The Global Market Index (GMI) continued ticked up again in October from the previous month, extending the recent upside trend. Today’s revised long-run forecast for the benchmark — a market-value-weighted portfolio that holds all the major asset classes (except cash) via a set of ETF proxies — reached an annualized 6.9% return.

Note, too, that all but one of GMI’s components continue to indicate return estimates (methodologies defined below) above their trailing 10-year returns. The upside-biased forecasts suggest where to overweight allocations in search of positive alpha opportunities (relative to GMI) for long-term portfolio strategies.

The downside outlier remains the US stock market, which continues to post a relatively low ex ante performance estimate compared with its higher trailing 10-year performance. The gap suggests trimming the allocation for US stocks in portfolios — especially in cases where US equity weights are above strategic targets.

GMI represents a theoretical benchmark of the optimal portfolio for the average investor with an infinite time horizon. On that basis, GMI is useful as a *starting point* for research on asset allocation and portfolio design. GMI’s history suggests that this passive benchmark’s performance is competitive with most active asset-allocation strategies, especially after adjusting for risk, trading costs and taxes.

It’s likely that some, most or possibly all of the forecasts above will be wide of the mark in some degree. GMI’s projections, however, are expected to be somewhat more reliable vs. the estimates for its components. Predictions for the specific markets (US stocks, commodities, etc.) are subject to greater volatility and tracking error compared with aggregating forecasts into the GMI estimate, a process that may reduce some of the errors through time.

For context on how GMI’s realized total return has evolved through time, consider the benchmark’s track record on a rolling 10-year annualized basis. The chart below compares GMI’s performance vs. the equivalent for US stocks and US bonds through last month. GMI’s current 10-year return is 5.2%, which is close to the softest performance in the past decade.

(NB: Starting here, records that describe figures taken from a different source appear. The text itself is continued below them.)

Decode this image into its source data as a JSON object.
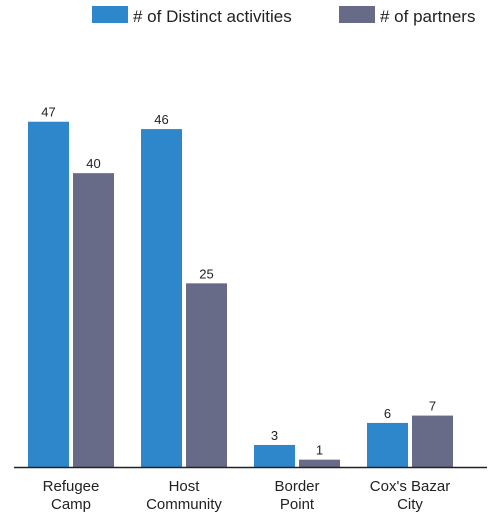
{
  "chart_data": {
    "type": "bar",
    "categories": [
      [
        "Refugee",
        "Camp"
      ],
      [
        "Host",
        "Community"
      ],
      [
        "Border",
        "Point"
      ],
      [
        "Cox's Bazar",
        "City"
      ]
    ],
    "series": [
      {
        "name": "# of Distinct activities",
        "color": "#2E86CB",
        "values": [
          47,
          46,
          3,
          6
        ]
      },
      {
        "name": "# of partners",
        "color": "#676B88",
        "values": [
          40,
          25,
          1,
          7
        ]
      }
    ],
    "ylim": [
      0,
      52
    ],
    "grid": false,
    "legend_position": "top"
  }
}
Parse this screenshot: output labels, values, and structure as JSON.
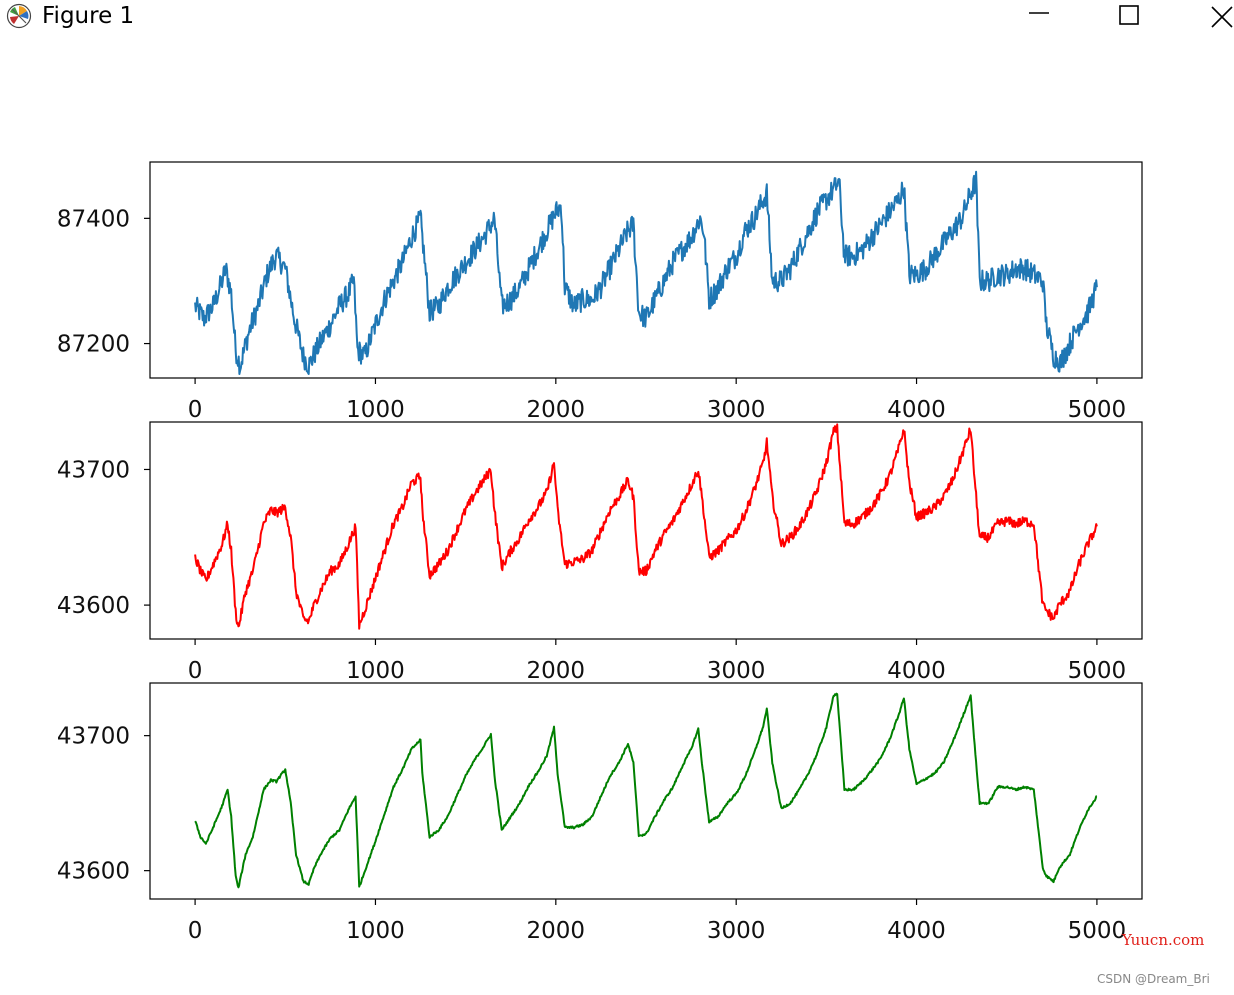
{
  "window": {
    "title": "Figure 1",
    "icon": "matplotlib-icon",
    "controls": [
      "minimize-icon",
      "maximize-icon",
      "close-icon"
    ]
  },
  "watermarks": {
    "site": "Yuucn.com",
    "author": "CSDN @Dream_Bri"
  },
  "chart_data": [
    {
      "type": "line",
      "color": "#1f77b4",
      "xlim": [
        -250,
        5250
      ],
      "ylim": [
        87145,
        87490
      ],
      "xticks": [
        0,
        1000,
        2000,
        3000,
        4000,
        5000
      ],
      "yticks": [
        87200,
        87400
      ],
      "xticklabels": [
        "0",
        "1000",
        "2000",
        "3000",
        "4000",
        "5000"
      ],
      "yticklabels": [
        "87200",
        "87400"
      ],
      "noise": 18,
      "x": [
        0,
        50,
        100,
        150,
        170,
        200,
        225,
        250,
        300,
        350,
        400,
        430,
        450,
        500,
        550,
        600,
        630,
        700,
        750,
        800,
        850,
        880,
        900,
        940,
        1000,
        1050,
        1100,
        1150,
        1200,
        1250,
        1260,
        1300,
        1350,
        1400,
        1450,
        1500,
        1550,
        1600,
        1640,
        1660,
        1700,
        1750,
        1800,
        1850,
        1900,
        1950,
        2000,
        2030,
        2050,
        2100,
        2150,
        2200,
        2250,
        2300,
        2350,
        2400,
        2430,
        2460,
        2500,
        2550,
        2600,
        2650,
        2700,
        2750,
        2800,
        2820,
        2850,
        2900,
        2950,
        3000,
        3050,
        3100,
        3150,
        3170,
        3200,
        3250,
        3300,
        3350,
        3400,
        3450,
        3500,
        3550,
        3570,
        3600,
        3650,
        3700,
        3750,
        3800,
        3850,
        3900,
        3930,
        3960,
        4000,
        4050,
        4100,
        4150,
        4200,
        4250,
        4300,
        4330,
        4350,
        4400,
        4450,
        4500,
        4550,
        4600,
        4650,
        4700,
        4720,
        4760,
        4800,
        4850,
        4900,
        4950,
        5000
      ],
      "y": [
        87260,
        87240,
        87260,
        87300,
        87320,
        87280,
        87190,
        87165,
        87220,
        87260,
        87310,
        87330,
        87340,
        87320,
        87240,
        87180,
        87165,
        87205,
        87230,
        87260,
        87280,
        87300,
        87190,
        87180,
        87230,
        87270,
        87300,
        87330,
        87370,
        87400,
        87370,
        87250,
        87260,
        87290,
        87310,
        87330,
        87350,
        87370,
        87390,
        87400,
        87260,
        87270,
        87290,
        87320,
        87350,
        87380,
        87410,
        87420,
        87290,
        87260,
        87270,
        87270,
        87290,
        87320,
        87350,
        87380,
        87390,
        87250,
        87240,
        87270,
        87300,
        87330,
        87350,
        87370,
        87400,
        87380,
        87270,
        87290,
        87320,
        87340,
        87380,
        87400,
        87430,
        87440,
        87300,
        87300,
        87320,
        87350,
        87380,
        87410,
        87430,
        87450,
        87460,
        87340,
        87340,
        87350,
        87370,
        87390,
        87410,
        87430,
        87450,
        87310,
        87310,
        87320,
        87340,
        87360,
        87380,
        87400,
        87440,
        87460,
        87300,
        87300,
        87310,
        87310,
        87320,
        87320,
        87310,
        87300,
        87230,
        87180,
        87170,
        87200,
        87230,
        87250,
        87290
      ]
    },
    {
      "type": "line",
      "color": "#ff0000",
      "xlim": [
        -250,
        5250
      ],
      "ylim": [
        43575,
        43735
      ],
      "xticks": [
        0,
        1000,
        2000,
        3000,
        4000,
        5000
      ],
      "yticks": [
        43600,
        43700
      ],
      "xticklabels": [
        "0",
        "1000",
        "2000",
        "3000",
        "4000",
        "5000"
      ],
      "yticklabels": [
        "43600",
        "43700"
      ],
      "noise": 3.5,
      "x": [
        0,
        30,
        60,
        100,
        150,
        180,
        200,
        225,
        240,
        280,
        320,
        380,
        420,
        450,
        500,
        530,
        560,
        600,
        630,
        660,
        700,
        750,
        800,
        850,
        890,
        910,
        950,
        1000,
        1050,
        1100,
        1150,
        1200,
        1250,
        1260,
        1300,
        1350,
        1400,
        1450,
        1500,
        1550,
        1600,
        1640,
        1660,
        1700,
        1750,
        1800,
        1850,
        1900,
        1950,
        1990,
        2010,
        2050,
        2100,
        2150,
        2200,
        2250,
        2300,
        2350,
        2400,
        2430,
        2460,
        2500,
        2550,
        2600,
        2650,
        2700,
        2750,
        2790,
        2810,
        2850,
        2900,
        2950,
        3000,
        3050,
        3100,
        3150,
        3170,
        3200,
        3250,
        3300,
        3350,
        3400,
        3450,
        3500,
        3540,
        3560,
        3600,
        3650,
        3700,
        3750,
        3800,
        3850,
        3900,
        3930,
        3960,
        4000,
        4050,
        4100,
        4150,
        4200,
        4250,
        4300,
        4330,
        4350,
        4400,
        4450,
        4500,
        4550,
        4600,
        4650,
        4700,
        4720,
        4760,
        4790,
        4850,
        4900,
        4950,
        5000
      ],
      "y": [
        43635,
        43625,
        43618,
        43630,
        43645,
        43660,
        43640,
        43595,
        43583,
        43610,
        43625,
        43660,
        43670,
        43668,
        43672,
        43650,
        43610,
        43590,
        43588,
        43600,
        43612,
        43625,
        43630,
        43645,
        43658,
        43585,
        43600,
        43620,
        43640,
        43660,
        43672,
        43690,
        43695,
        43670,
        43622,
        43630,
        43640,
        43655,
        43670,
        43682,
        43692,
        43700,
        43670,
        43628,
        43640,
        43650,
        43663,
        43672,
        43683,
        43705,
        43670,
        43630,
        43632,
        43634,
        43640,
        43655,
        43670,
        43680,
        43692,
        43680,
        43625,
        43625,
        43640,
        43652,
        43662,
        43675,
        43688,
        43700,
        43680,
        43635,
        43640,
        43648,
        43655,
        43668,
        43685,
        43705,
        43720,
        43680,
        43645,
        43650,
        43658,
        43670,
        43685,
        43705,
        43728,
        43730,
        43660,
        43660,
        43665,
        43672,
        43682,
        43695,
        43715,
        43730,
        43690,
        43665,
        43668,
        43672,
        43680,
        43692,
        43710,
        43730,
        43680,
        43650,
        43650,
        43660,
        43662,
        43660,
        43662,
        43660,
        43600,
        43596,
        43590,
        43600,
        43610,
        43630,
        43645,
        43658
      ]
    },
    {
      "type": "line",
      "color": "#008000",
      "xlim": [
        -250,
        5250
      ],
      "ylim": [
        43579,
        43739
      ],
      "xticks": [
        0,
        1000,
        2000,
        3000,
        4000,
        5000
      ],
      "yticks": [
        43600,
        43700
      ],
      "xticklabels": [
        "0",
        "1000",
        "2000",
        "3000",
        "4000",
        "5000"
      ],
      "yticklabels": [
        "43600",
        "43700"
      ],
      "noise": 0.8,
      "x": [
        0,
        30,
        60,
        100,
        150,
        180,
        200,
        225,
        240,
        280,
        320,
        380,
        420,
        450,
        500,
        530,
        560,
        600,
        630,
        660,
        700,
        750,
        800,
        850,
        890,
        910,
        950,
        1000,
        1050,
        1100,
        1150,
        1200,
        1250,
        1260,
        1300,
        1350,
        1400,
        1450,
        1500,
        1550,
        1600,
        1640,
        1660,
        1700,
        1750,
        1800,
        1850,
        1900,
        1950,
        1990,
        2010,
        2050,
        2100,
        2150,
        2200,
        2250,
        2300,
        2350,
        2400,
        2430,
        2460,
        2500,
        2550,
        2600,
        2650,
        2700,
        2750,
        2790,
        2810,
        2850,
        2900,
        2950,
        3000,
        3050,
        3100,
        3150,
        3170,
        3200,
        3250,
        3300,
        3350,
        3400,
        3450,
        3500,
        3540,
        3560,
        3600,
        3650,
        3700,
        3750,
        3800,
        3850,
        3900,
        3930,
        3960,
        4000,
        4050,
        4100,
        4150,
        4200,
        4250,
        4300,
        4330,
        4350,
        4400,
        4450,
        4500,
        4550,
        4600,
        4650,
        4700,
        4720,
        4760,
        4790,
        4850,
        4900,
        4950,
        5000
      ],
      "y": [
        43637,
        43625,
        43620,
        43632,
        43648,
        43660,
        43640,
        43596,
        43587,
        43612,
        43625,
        43660,
        43667,
        43666,
        43675,
        43650,
        43612,
        43592,
        43590,
        43602,
        43613,
        43624,
        43630,
        43645,
        43655,
        43588,
        43603,
        43622,
        43642,
        43662,
        43675,
        43690,
        43697,
        43672,
        43625,
        43630,
        43640,
        43655,
        43670,
        43682,
        43692,
        43701,
        43670,
        43630,
        43640,
        43650,
        43663,
        43673,
        43685,
        43706,
        43672,
        43632,
        43632,
        43634,
        43640,
        43655,
        43670,
        43680,
        43694,
        43680,
        43626,
        43627,
        43640,
        43652,
        43662,
        43677,
        43690,
        43705,
        43680,
        43636,
        43640,
        43650,
        43657,
        43670,
        43687,
        43707,
        43720,
        43680,
        43646,
        43650,
        43660,
        43672,
        43687,
        43706,
        43730,
        43731,
        43660,
        43660,
        43666,
        43674,
        43683,
        43697,
        43715,
        43728,
        43690,
        43664,
        43668,
        43672,
        43680,
        43695,
        43712,
        43730,
        43680,
        43650,
        43650,
        43662,
        43662,
        43660,
        43662,
        43660,
        43602,
        43596,
        43592,
        43602,
        43612,
        43630,
        43645,
        43655
      ]
    }
  ]
}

Here’s a brief summary of how the forecasts are generated and definitions of the other metrics in the table above:

**BB:** The Building Block model uses historical returns as a proxy for estimating the future. The sample period used starts in January 1998 (the earliest available date for all the asset classes listed above). The procedure is to calculate the risk premium for each asset class, compute the annualized return and then add an expected risk-free rate to generate a total return forecast. For the expected risk-free rate, we’re using the latest yield on the 10-year Treasury Inflation Protected Security (TIPS). This yield is considered a market estimate of a risk-free, real (inflation-adjusted) return for a “safe” asset — *this “risk-free” rate is also used for all the models outlined below.* Note that the BB model used here is (loosely) based on a methodology originally outlined by Ibbotson Associates (a division of Morningstar).

**EQ: **The Equilibrium model reverse engineers expected return by way of risk. Rather than trying to predict return directly, this model relies on the somewhat more reliable framework of using risk metrics to estimate future performance. The process is relatively robust in the sense that forecasting risk is slightly easier than projecting return. The three inputs:

* An estimate of the overall portfolio’s expected market price of risk, defined as the Sharpe ratio, which is the ratio of risk premia to volatility (standard deviation). Note: the “portfolio” here and throughout is defined as GMI

* The expected volatility (standard deviation) of each asset (GMI’s market components)

* The expected correlation for each asset relative to the portfolio (GMI)

This model for estimating equilibrium returns was initially outlined in a 1974 paper by Professor Bill Sharpe. For a summary, see Gary Brinson’s explanation in Chapter 3 of The Portable MBA in Investment. I also review the model in my book Dynamic Asset Allocation. Note that this methodology initially estimates a risk premium and then adds an expected risk-free rate to arrive at total return forecasts. The expected risk-free rate is outlined in BB above.

**ADJ:** This methodology is identical to the Equilibrium model (EQ) outlined above *with one exception:* the forecasts are adjusted based on short-term momentum and longer-term mean reversion factors. Momentum is defined as the current price relative to the trailing 12-month moving average. The mean reversion factor is estimated as the current price relative to the trailing 60-month (5-year) moving average. The equilibrium forecasts are adjusted based on current prices relative to the 12-month and 60-month moving averages. If current prices are above (below) the moving averages, the unadjusted risk premia estimates are decreased (increased). The formula for adjustment is simply taking the inverse of the average of the current price to the two moving averages. For example: if an asset class’s current price is 10% above its 12-month moving average and 20% over its 60-month moving average, the unadjusted forecast is reduced by 15% (the average of 10% and 20%). The logic here is that when prices are relatively high vs. recent history, the equilibrium forecasts are reduced. On the flip side, when prices are relatively low vs. recent history, the equilibrium forecasts are increased.

**Avg:** This column is a simple average of the three forecasts for each row (asset class)

**10yr Ret:** For perspective on actual returns, this column shows the trailing 10-year annualized total return for the asset classes through the current target month.

**Spread:** Average-model forecast less trailing 10-year return.